As ever, it is difficult to disagree with even a scintilla of what my hon. Friend the Member for South Swindon (Mr Buckland) has said. As in Committee, we have had a constructive debate on this subject, and especially so on this occasion as so many contributors on both sides of the House with experience of dealing with domestic violence issues have spoken.
I am perfectly happy to concede that my experience and understanding of the issue under discussion is very limited, but ever since becoming a Member of Parliament in 2010, shocking case after shocking case has been laid before me in my surgery, and I have seen the work done by the various institutions in my constituency that deal with domestic violence. I was not a specialist in this area before, nor would I be able to lecture some on the Opposition Benches on it, so the intervention by the hon. Member for Edinburgh East (Sheila Gilmore) was particularly important in saying that we had come a long distance on how the police and agencies deal with domestic violence, and it is important that we do nothing to retard that.
With that in mind, I find it surprising that the tone of some contributions would suggest that on this issue there was division along political lines—one Bench against another. My hon. Friend the Member for Broxtowe (Anna Soubry), who cannot be here today because she is in hospital, has campaigned against domestic violence, especially violence against women, for many years. My hon.
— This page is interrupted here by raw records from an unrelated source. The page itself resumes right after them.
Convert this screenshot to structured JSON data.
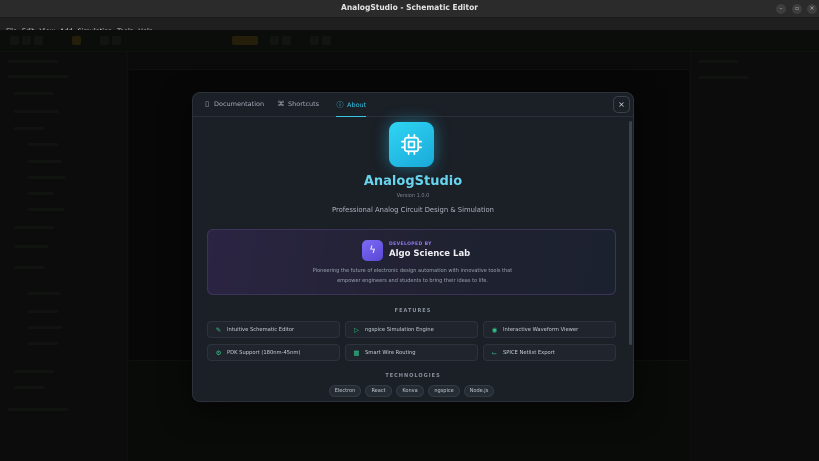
{
  "window": {
    "title": "AnalogStudio - Schematic Editor",
    "controls": [
      "minimize-icon",
      "maximize-icon",
      "close-icon"
    ]
  },
  "menubar": {
    "items": [
      "File",
      "Edit",
      "View",
      "Add",
      "Simulation",
      "Tools",
      "Help"
    ]
  },
  "modal": {
    "tabs": [
      {
        "label": "Documentation",
        "icon": "book-icon"
      },
      {
        "label": "Shortcuts",
        "icon": "command-icon"
      },
      {
        "label": "About",
        "icon": "info-icon",
        "active": true
      }
    ],
    "close_icon": "close-icon",
    "app": {
      "name": "AnalogStudio",
      "version": "Version 1.0.0",
      "tagline": "Professional Analog Circuit Design & Simulation",
      "icon": "chip-icon"
    },
    "developer": {
      "label": "DEVELOPED BY",
      "name": "Algo Science Lab",
      "icon": "lightning-icon",
      "description_line1": "Pioneering the future of electronic design automation with innovative tools that",
      "description_line2": "empower engineers and students to bring their ideas to life."
    },
    "features_title": "FEATURES",
    "features": [
      {
        "label": "Intuitive Schematic Editor",
        "icon": "pencil-icon"
      },
      {
        "label": "ngspice Simulation Engine",
        "icon": "play-icon"
      },
      {
        "label": "Interactive Waveform Viewer",
        "icon": "eye-icon"
      },
      {
        "label": "PDK Support (180nm-45nm)",
        "icon": "chip-small-icon"
      },
      {
        "label": "Smart Wire Routing",
        "icon": "grid-icon"
      },
      {
        "label": "SPICE Netlist Export",
        "icon": "netlist-icon"
      }
    ],
    "technologies_title": "TECHNOLOGIES",
    "technologies": [
      "Electron",
      "React",
      "Konva",
      "ngspice",
      "Node.js"
    ]
  },
  "colors": {
    "accent": "#36c6e6",
    "feature_icon": "#33c48a",
    "developer_accent": "#8f7cf0",
    "modal_bg": "#1b1f26"
  }
}
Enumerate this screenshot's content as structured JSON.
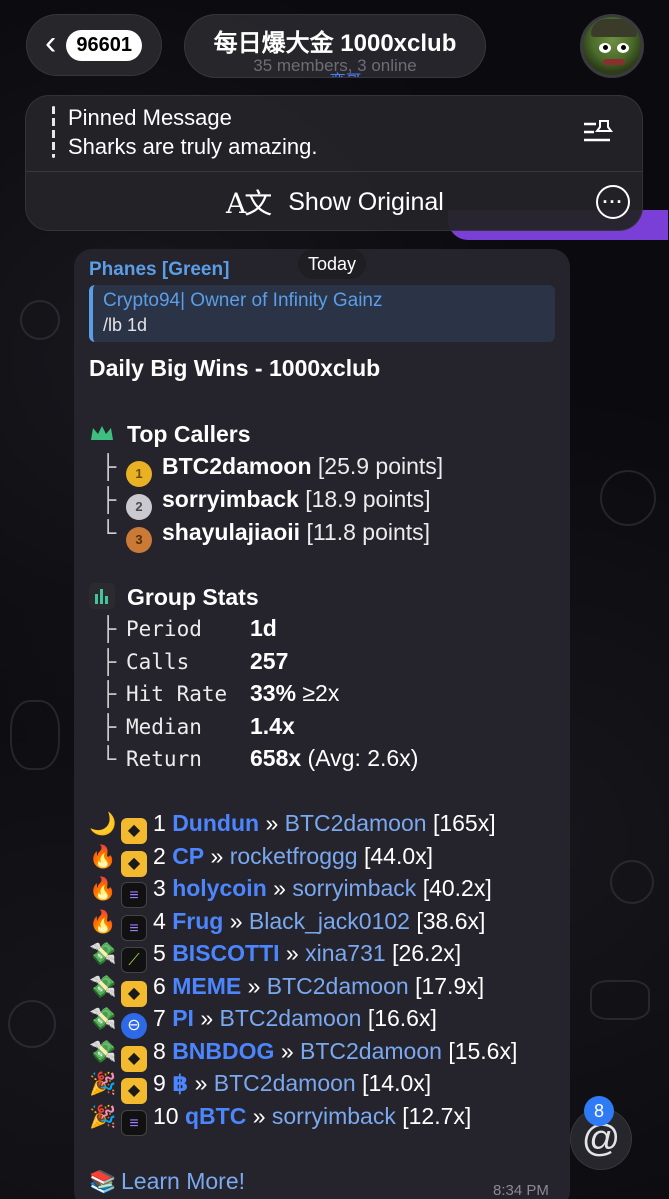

Friend the Member for South Swindon (Mr Buckland) has not only sat on the bench recently dealing with cases where domestic violence had been an issue in the criminal court, but prosecuted and defended on that matter. It therefore behoves hon. Members, particularly some on the Opposition Front Bench, not to shout and hurl insults at Conservative Members who wish to give a detailed and reasoned explanation of their views, and not to suggest that there is political division between us on the matter of domestic violence.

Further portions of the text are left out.